O istikamete yürür, sora sora Kuba’daki Eris kuyusunun olduğu bahçeye varır. Peygamber aleyhisselâm abdest almaktadır. Ebû Musa, abdest tamamlanana kadar kapıda bekler, huzura varır, selam verir. Hz. Muhammed, kuyuyu daire şeklinde çevreleyen taşlar üzerine oturmuş, ayaklarını da kuyuya sarkıtmıştır. Ebû Musa, o gün için Resûlullah’ın kapıcısı olmaya karar verir ve bahçe kapısına döner. Biraz sonra kapı vurulur. Gelen Sıddîk-ı Âzam Hazreti Ebubekir’dir.. Cenab-ı Eş’arî, huzura çıkıp Hazreti Ebubekir için destur ister. “Gelsin ve ona cennetlik olduğunu müjdele.” buyurulur. Ebubekr-i Sıddîk gelir, Allah Resûlü’nün sağına oturur ve aynı şekilde ayaklarını kuyuya sarkıtır.
Biraz sonra kapı tekrar çalınır. Ömer b. Hattab, gelmiştir. Allah Resûlü (sallallahü aleyhi ve selem), bu haberi getiren Ebû Musa’ya “Gelsin ve ona cennetlik olduğunu müjdele.” buyurur. Hazreti Ömer, Peygamber-i Zişan’ın soluna geçip ayaklarını kuyuya sarkıtır.
Kapıyı üçüncü kez çalan, iki nur sahibi Hazreti Osman (ra). Allah Resûlü, destur isteyen Ebû Musa’ya “İzin ver gelsin ve her ne kadar başına birtakım belalar gelecek olsa da onu cennetle müjdele.” buyurur. Hazreti Osman geldiğinde kuyu çevresinde oturacak yer kalmamıştır. Karşılarında bir yere oturur.
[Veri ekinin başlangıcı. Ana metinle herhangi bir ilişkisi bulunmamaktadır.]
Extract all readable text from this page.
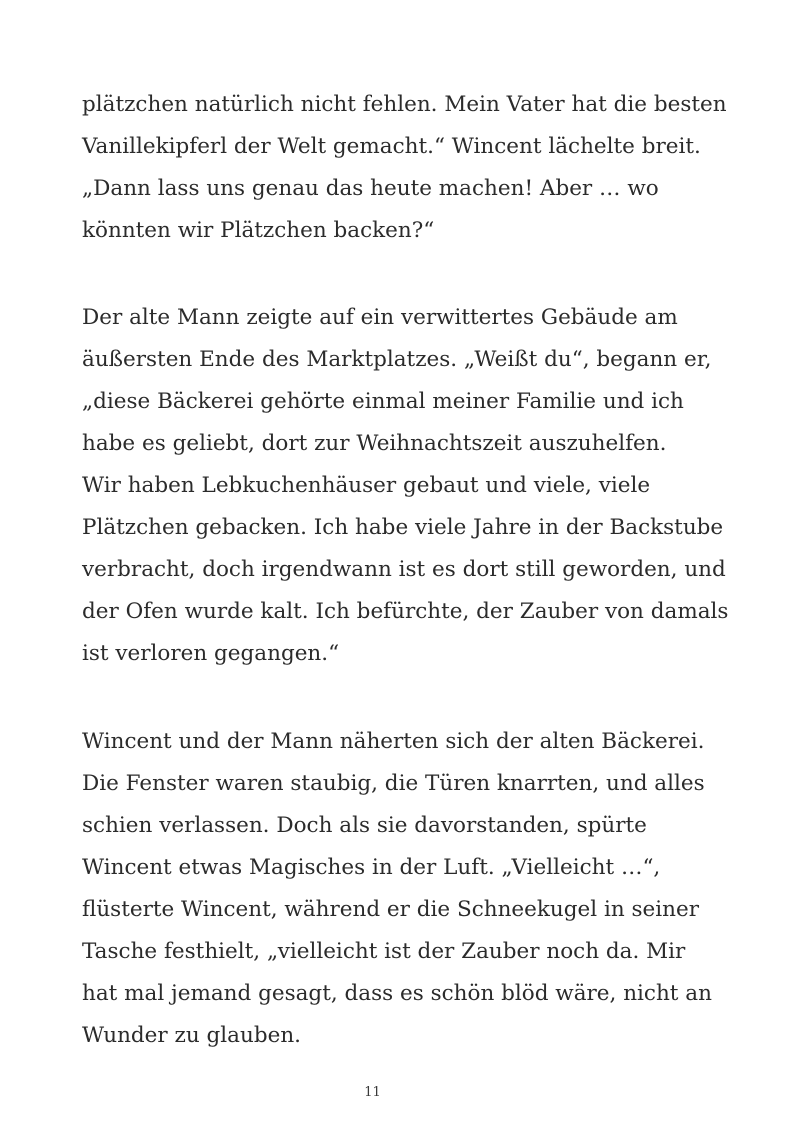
plätzchen natürlich nicht fehlen. Mein Vater hat die besten
Vanillekipferl der Welt gemacht.“ Wincent lächelte breit.
„Dann lass uns genau das heute machen! Aber … wo
könnten wir Plätzchen backen?“

Der alte Mann zeigte auf ein verwittertes Gebäude am
äußersten Ende des Marktplatzes. „Weißt du“, begann er,
„diese Bäckerei gehörte einmal meiner Familie und ich
habe es geliebt, dort zur Weihnachtszeit auszuhelfen.
Wir haben Lebkuchenhäuser gebaut und viele, viele
Plätzchen gebacken. Ich habe viele Jahre in der Backstube
verbracht, doch irgendwann ist es dort still geworden, und
der Ofen wurde kalt. Ich befürchte, der Zauber von damals
ist verloren gegangen.“

Wincent und der Mann näherten sich der alten Bäckerei.
Die Fenster waren staubig, die Türen knarrten, und alles
schien verlassen. Doch als sie davorstanden, spürte
Wincent etwas Magisches in der Luft. „Vielleicht …“,
flüsterte Wincent, während er die Schneekugel in seiner
Tasche festhielt, „vielleicht ist der Zauber noch da. Mir
hat mal jemand gesagt, dass es schön blöd wäre, nicht an
Wunder zu glauben.

11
Tabiinden Said b. Müseyyib, o gün Resûl Aleyhisselâm ve üç halifesinin Eris kuyusu çevresinde oturma şeklini kabirlerinin yerleriyle tevil ettiğini söylemektedir. Malum olduğu üzere Hazreti Ebubekir ve Hazreti Ömer’in kabirleri Hz. Muhammed aleyhisselâmla birlikte Hücre-i Saadet’te, yeşil kubbenin altında yer alıyor. Hazreti Osman ise karşı taraflarındaki Cennetü’l-Baki’de medfun.
Kuyu bu gün,Kuba Mescidin batısında bulunan avlunun, asfalta yakın bir
noktasında kalmıştır. Osmanlı döneminde üzerinde bir kubbenin de bulunduğu kuyu
bu gün tamamen kaybolmuş durumdadır.